I don’t know if I can describe how much my girlfriends and I loved Crazy/Beautiful when it first came out in 2001. We saw it in the theaters, we rewatched it when it came on cable, and after I bought it on DVD, we watched it at my house. We loved the movie because we all dreamed of having a sensitive, hot boyfriend like Carlos Nunez (played by Jay Hernandez), who would love us no matter how obnoxious or bratty we may have been. Even if we sometimes got annoyed with her, we still all related to out-of-control Nicole (Kirsten Dunst), who everyone in the world had given up on but who ultimately just wanted her father to pay as much attention to her as he did to his new wife and his new baby. We liked the film because we wanted to be both crazy and beautiful.
And, of course, there was all the sex, all of it filmed in beautiful soft-focus with the camera always suggesting that it was showing more than it actually was.

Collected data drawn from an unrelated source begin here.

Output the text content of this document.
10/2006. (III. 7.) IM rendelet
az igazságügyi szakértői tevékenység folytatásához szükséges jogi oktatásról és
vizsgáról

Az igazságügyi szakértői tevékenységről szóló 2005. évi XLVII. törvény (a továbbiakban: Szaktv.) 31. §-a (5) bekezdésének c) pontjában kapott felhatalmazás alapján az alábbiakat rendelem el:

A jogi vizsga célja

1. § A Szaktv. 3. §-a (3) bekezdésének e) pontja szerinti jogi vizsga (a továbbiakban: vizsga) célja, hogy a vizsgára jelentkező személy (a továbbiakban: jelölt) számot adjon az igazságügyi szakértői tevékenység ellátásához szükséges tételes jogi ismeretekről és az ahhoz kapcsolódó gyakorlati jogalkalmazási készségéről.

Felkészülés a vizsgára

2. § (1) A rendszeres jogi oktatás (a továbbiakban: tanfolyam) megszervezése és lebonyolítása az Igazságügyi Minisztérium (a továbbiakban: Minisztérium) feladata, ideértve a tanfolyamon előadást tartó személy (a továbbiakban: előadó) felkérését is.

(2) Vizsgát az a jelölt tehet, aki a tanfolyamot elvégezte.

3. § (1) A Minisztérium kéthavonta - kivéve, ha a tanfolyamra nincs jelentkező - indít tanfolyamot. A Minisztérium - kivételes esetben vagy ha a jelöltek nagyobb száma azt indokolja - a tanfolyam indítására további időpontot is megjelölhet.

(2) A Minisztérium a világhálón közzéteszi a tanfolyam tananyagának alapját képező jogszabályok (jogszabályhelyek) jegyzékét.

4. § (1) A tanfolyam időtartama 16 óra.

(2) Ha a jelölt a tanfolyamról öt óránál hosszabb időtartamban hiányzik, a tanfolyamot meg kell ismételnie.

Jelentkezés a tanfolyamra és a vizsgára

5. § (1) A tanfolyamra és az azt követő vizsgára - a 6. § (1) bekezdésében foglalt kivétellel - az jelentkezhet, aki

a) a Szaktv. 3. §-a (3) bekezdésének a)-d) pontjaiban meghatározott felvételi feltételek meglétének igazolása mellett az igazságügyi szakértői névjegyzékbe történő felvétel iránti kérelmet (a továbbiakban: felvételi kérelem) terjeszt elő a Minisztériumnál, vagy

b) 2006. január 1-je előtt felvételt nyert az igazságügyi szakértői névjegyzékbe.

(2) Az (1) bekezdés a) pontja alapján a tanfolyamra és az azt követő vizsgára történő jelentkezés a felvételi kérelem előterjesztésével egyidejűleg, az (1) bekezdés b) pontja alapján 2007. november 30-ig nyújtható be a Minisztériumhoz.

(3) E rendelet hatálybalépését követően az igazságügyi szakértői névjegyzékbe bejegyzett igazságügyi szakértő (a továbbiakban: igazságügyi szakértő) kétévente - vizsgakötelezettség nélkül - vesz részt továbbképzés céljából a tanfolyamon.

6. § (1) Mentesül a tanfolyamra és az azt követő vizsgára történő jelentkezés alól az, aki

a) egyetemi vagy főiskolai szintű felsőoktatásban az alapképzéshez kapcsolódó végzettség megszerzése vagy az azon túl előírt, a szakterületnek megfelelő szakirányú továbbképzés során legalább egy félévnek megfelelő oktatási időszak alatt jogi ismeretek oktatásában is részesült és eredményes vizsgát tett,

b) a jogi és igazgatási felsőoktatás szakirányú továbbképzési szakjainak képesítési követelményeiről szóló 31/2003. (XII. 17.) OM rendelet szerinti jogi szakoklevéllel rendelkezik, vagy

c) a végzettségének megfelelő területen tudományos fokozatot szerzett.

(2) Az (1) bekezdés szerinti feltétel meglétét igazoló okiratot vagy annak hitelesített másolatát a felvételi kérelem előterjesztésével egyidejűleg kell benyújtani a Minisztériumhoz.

Crazy/Beautiful was one of those films that made you feel grown up while still being very careful not to lose its PG-13 rating.
Yes, back in the day, I loved Crazy/Beautiful.
And you know what?
It may just be the nostalgia talking but I still love it. I recently rewatched Crazy/Beautiful and, despite the fact that I was now watching as a “critic” as opposed to a 15 year-old with issues, I quickly fell under the film’s spell. There’s just something about Crazy/Beautiful that I simply cannot resist.
It’s a beautiful film. Director John Stockwell has made a career out of making movies about pretty people hanging out on pretty beaches and Crazy/Beautiful has a lot of both. When Carlos, a responsible high school senior who lives in East Los Angeles and who is hoping to attend the U.S. Navy Academy, first meets Nicole, she’s doing community service by picking up trash on the beach. What Carlos doesn’t find out until later is that Nicole is the daughter of U.S. Rep. Tom Oakley (played, somewhat inevitably, by Bruce Davison). Nicole is haunted by her mother’s death and feels that her well-meaning but ineffectual father has abandoned her. At first, her relationship with Carlos seems to be yet another part of her rebellion but soon, both she and Carlos are madly in love.
Can Carlos save Nicole from herself? Can Nicole love Carlos without leading him down the path of self-destruction? Will Nicole and her father ever reconnect? Will … oh, who cares? You already know the answers. Crazy/Beautiful is less about the story and more about how the story is told. Stockwell keeps the story moving along and fills the screen with colorful and romantic images that make Crazy/Beautiful into the perfect teenage daydream. He also makes perfect use of the undeniable chemistry between Jay Hernandez and Kirsten Dunst. Both of the stars give such good performances that you really do come to care about the characters that they are playing and hope that things work out for them. Kirsten Dunst, in particular, gives a brave performance and doesn’t shy away from playing up Nicole’s abrasiveness. It takes courage to play a character who can be unlikable. It takes talent to make that unlikable character sympathetic and, fortunately, Kirsten Dunst shows a lot of both in Crazy/Beautiful.